Régionales: l’heure des faux semblants

Ils sont tombés d’accord, PS, PRG, et Verts flanqués de  la petite nébuleuse qu’ils avaient constituée pour l’élection . Après quelques jours et quelques nuits d’âpres tractations, ils se sont répartis, sur la base des résultats du premier tour, les postes de l’exécutif régional. Pour le PRG, il s’agissait de faire appliquer l’accord arraché cet été par le patron du groupe Dépêche. Un accord qui donnait à Sylvia Pinel la place de présidente bis. Damien Alary, l’ancien président socialiste du Languedoc Roussillon a donc du s’effacer devant la dame de Tarn et Garonne qui au passage avait contraint son premier ministre à un curieux pas de deux, puisque pour complaire au Languedocien, Manuel Valls avait imaginé une présidence déléguée. Devant la difficulté, le projet fut vite abandonné.

Avec les Verts et leurs alliés, le bras de fer fut tout aussi redoutable. Après un premier tour qui lui donna à peine plus de 10 points, Gérard Onesta qui avait passé sa campagne à dire pis que pendre du bilan Malvy, des socialistes et du programme de Carole Delga, découvrait sur le tard quelque vertus à l’ancienne secrétaire d’état et à ses projets pour la nouvelle région Midi-Pyrénées-Languedoc-Roussillon. Après avoir fait savoir sur France3 qu’il ne voulait plus de vice présidence, le chef de file de « Nouveau Monde » demanda et obtint un poste de président… du bureau  de l’assemblée régionale. Colossale subtilité. Mais sur une carte de visite, « président » fait mieux que vice… Plaisanterie à part, Gérard Onesta s’est taillé un poste à sa mesure, d’où il va pouvoir donner du geste et de la voix. Et orchestrer à sa manière, les relations avec l’exécutif. Carole Delga qui n’a pas la majorité absolue va devoir composer en permanence avec cet allié très encombrant. Et découvrir peut-être à ses dépens que le nouveau monde n’est pas forcément l’Amérique!

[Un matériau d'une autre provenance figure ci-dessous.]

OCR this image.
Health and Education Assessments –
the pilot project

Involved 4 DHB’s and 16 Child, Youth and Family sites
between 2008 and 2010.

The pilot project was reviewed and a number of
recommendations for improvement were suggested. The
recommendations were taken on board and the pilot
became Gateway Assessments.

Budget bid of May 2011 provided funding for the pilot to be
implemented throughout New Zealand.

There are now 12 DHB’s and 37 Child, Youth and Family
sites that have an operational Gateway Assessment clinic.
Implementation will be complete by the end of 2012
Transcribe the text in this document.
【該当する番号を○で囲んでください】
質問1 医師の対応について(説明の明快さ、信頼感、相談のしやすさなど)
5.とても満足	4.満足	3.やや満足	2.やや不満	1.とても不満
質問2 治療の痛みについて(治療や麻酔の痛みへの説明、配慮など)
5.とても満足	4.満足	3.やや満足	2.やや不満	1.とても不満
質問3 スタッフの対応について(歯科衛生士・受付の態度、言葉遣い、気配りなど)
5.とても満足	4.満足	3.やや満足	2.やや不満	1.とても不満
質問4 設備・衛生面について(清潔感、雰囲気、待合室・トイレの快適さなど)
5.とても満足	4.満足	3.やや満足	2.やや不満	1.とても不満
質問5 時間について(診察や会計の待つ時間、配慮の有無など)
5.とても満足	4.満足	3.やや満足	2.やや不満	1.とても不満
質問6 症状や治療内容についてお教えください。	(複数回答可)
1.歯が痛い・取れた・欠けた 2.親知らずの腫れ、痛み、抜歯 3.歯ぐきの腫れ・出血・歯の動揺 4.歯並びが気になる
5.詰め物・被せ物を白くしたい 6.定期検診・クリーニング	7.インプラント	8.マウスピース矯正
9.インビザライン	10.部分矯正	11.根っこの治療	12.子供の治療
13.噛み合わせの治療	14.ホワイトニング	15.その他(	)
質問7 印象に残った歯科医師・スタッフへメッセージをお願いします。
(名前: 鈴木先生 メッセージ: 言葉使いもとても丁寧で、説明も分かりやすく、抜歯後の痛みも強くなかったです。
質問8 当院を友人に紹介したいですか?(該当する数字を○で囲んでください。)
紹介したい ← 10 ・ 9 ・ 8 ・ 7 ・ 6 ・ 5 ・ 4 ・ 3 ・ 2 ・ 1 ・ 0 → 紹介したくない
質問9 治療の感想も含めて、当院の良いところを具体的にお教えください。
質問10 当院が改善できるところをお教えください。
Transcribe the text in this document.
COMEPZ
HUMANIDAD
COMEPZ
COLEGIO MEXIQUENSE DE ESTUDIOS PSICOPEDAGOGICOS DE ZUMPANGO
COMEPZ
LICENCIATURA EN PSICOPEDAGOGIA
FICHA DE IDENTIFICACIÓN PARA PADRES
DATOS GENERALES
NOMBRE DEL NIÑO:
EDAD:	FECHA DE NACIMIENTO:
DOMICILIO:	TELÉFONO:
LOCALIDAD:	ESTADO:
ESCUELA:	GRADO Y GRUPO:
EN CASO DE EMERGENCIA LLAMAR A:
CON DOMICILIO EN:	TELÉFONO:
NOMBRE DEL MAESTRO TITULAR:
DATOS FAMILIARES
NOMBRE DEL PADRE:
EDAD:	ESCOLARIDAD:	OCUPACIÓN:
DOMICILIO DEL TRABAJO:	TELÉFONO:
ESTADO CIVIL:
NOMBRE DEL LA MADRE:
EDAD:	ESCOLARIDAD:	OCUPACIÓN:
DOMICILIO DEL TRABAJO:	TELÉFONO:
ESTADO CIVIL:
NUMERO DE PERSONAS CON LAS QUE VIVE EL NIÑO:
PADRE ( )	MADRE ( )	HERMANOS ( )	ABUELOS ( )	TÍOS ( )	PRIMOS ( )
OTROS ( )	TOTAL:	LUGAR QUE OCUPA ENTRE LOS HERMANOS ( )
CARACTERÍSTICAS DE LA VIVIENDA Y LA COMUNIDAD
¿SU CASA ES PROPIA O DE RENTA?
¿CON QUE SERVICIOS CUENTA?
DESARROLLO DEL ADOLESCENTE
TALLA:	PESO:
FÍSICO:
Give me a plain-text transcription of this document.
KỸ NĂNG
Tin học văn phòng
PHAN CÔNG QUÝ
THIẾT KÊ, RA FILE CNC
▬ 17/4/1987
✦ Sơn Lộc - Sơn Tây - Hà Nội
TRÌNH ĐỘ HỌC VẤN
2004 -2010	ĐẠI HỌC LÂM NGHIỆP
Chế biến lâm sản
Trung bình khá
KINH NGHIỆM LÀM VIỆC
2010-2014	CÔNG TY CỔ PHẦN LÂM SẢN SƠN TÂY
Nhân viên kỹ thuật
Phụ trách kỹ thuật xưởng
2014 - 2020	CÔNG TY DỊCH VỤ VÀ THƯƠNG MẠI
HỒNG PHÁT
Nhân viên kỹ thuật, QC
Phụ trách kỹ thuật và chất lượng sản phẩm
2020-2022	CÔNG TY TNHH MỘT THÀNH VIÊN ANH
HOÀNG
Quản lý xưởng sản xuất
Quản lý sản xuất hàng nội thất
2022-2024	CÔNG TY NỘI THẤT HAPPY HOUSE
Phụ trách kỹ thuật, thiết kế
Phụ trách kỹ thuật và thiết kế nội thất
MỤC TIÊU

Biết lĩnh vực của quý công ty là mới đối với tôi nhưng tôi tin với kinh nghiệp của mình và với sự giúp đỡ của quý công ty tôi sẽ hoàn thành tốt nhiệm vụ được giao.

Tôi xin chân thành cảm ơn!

Ils ont tous dit, à droite, mais surtout à gauche, qu’après ce vote, et le succès du FN, il fallait faire autrement, changer les démarches et les comportements politiques. Croyez vous que le spectacle de cette élection et des postures qui auraient fait le bonheur d’un Daumier, témoignent de ce souci? A l’évidence non! Le troisième tour, l’élection du président et de son équipe, qui aura lieu le 4 janvier prochain, devrait couronner les négociations d’appareils. Mais, comme un grain de sable dans un rouage de haute précision, il suffirait de pas grand chose pour que la construction tremble sur ses bases. Carole Delga est-elle réellement à l’abri d’un coup de Jarnac?

Moissac ou la tentation du « Petit site »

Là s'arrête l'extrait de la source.